The bitch is dead now.

James Bond
«От вас исходят опасные токи, Уильям», - кокетничает полковник Эмиль Боев с американским разведчиком Уильямом Сеймуром. Боев, приехавший на конгресс в Копенгаген под видом болгарского социолога Михаила «Майклa» Коева, чтобы в очередной раз выйти на след эмигрантского центра, замышляющего недоброе против бывшей Родины, не может отвести глаз от своего коллеги и противника: «Лицо у него красивое, резкие черты делают его мужественным. Красота холодная и хмурая: серые, устало прищуренные глаза, тонкие насмешливые губы, каштановые волосы, падающие на изборожденный морщинами лоб; прямая линия его римского носа как бы подчеркивает некую непреклонность его характера».





Читатель уже знаком с предпочтениями Боева, ведь так же восторженно, и точно теми же возвышенными словами он описывал в предыдущей книге агента ЦРУ Эванса: «Его кpасивое, мужественное лицо говоpит о сильном, волевом хаpактеpе. Сеpые холодные глаза Эванса смотpят на тебя отсутствующим взглядом, как у человека, думающего совсем о дpугом». До Эванса и Сеймура эпитета «красивый» у Богомила Райнова удостоился только Сталин в программной статье «Образ Сталина в советской живописи», вошедшей в талмуд 1950 года «Проблемы изобразительного искусства», но переднеазиатский фенотип с трудом «продавался» в Болгарии, где Торболаном из Курдистана традиционно пугают детей, и перестроившийся вместе с партией Райнов стал законодателем моды на новый стандарт красоты. Так, полковник ГБ Ковачев, герой  шпионского детектива Димитра Пеева «Вероятность равна нулю», вышедшего через девять лет после практически одновременной публикации «Большой скуки» в издательстве «Болгарский писатель» и ее выполненного Собковичем перевода в 4-ом выпуске альманаха «Подвиг» за 1971 год, открыто любуется еще не успевшим остыть трупом английского разведчика: «Наконец вытащили Маклоренса. Даже побитое и окровавленное, лицо его сохраняло холодноватую англосаксонскую красоту».

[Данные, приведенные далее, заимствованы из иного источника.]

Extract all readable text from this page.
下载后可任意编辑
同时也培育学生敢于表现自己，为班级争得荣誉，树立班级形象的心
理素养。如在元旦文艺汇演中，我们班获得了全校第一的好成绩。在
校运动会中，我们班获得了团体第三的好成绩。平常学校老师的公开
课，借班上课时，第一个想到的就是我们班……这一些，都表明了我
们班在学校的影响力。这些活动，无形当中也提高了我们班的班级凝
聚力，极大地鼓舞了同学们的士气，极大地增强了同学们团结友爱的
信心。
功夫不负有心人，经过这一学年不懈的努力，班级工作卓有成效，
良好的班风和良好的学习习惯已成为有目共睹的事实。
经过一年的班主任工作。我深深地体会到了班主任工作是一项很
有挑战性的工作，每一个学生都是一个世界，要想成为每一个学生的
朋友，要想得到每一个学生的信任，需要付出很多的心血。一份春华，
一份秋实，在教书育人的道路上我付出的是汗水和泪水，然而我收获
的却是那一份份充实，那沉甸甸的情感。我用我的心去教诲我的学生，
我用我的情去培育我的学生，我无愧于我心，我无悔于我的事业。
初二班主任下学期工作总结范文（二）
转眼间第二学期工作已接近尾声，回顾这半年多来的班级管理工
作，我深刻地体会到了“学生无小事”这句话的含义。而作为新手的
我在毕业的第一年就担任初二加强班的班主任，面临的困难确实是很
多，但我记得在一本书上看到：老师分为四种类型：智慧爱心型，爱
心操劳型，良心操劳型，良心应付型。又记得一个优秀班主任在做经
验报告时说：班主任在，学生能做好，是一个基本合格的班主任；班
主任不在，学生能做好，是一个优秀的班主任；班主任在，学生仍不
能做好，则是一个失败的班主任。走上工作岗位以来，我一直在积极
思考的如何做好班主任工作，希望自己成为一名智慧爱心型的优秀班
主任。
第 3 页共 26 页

Нельзя не заметить, что трепетные портретные зарисовки красавцев ВАСПов Эванса и Сеймура резко контрастируют с описаниями Боевым женщин, снисходительно ироничными, зачастую ограничивающимися упоминанием «внушительного» бюста и бедер (тоже внушительных, но еще и мощных, могучих, толстых, кричащих, массивных, импозантных, объемистых, крепких, плотных, дебелых). «И снова я смотрю на спящую женщину - впрочем, безо всякого интереса к ее женским прелестям», - откровенничает Боев - «Майкл», нехотя уступивший настойчивым домогательствам Дороти - секретарши Сеймура. И хотя Боев, заигрывая с Сеймуром, уверяет, что в числе его «личных интересов хорошее вино, отчасти красивые женщины», американский разведчик безошибочно отвергает эту легенду: «Нет. Вы не особенно падки ни на то, ни на другое. И, по моему, вы не лишены мудрости: это второсортные удовольствия».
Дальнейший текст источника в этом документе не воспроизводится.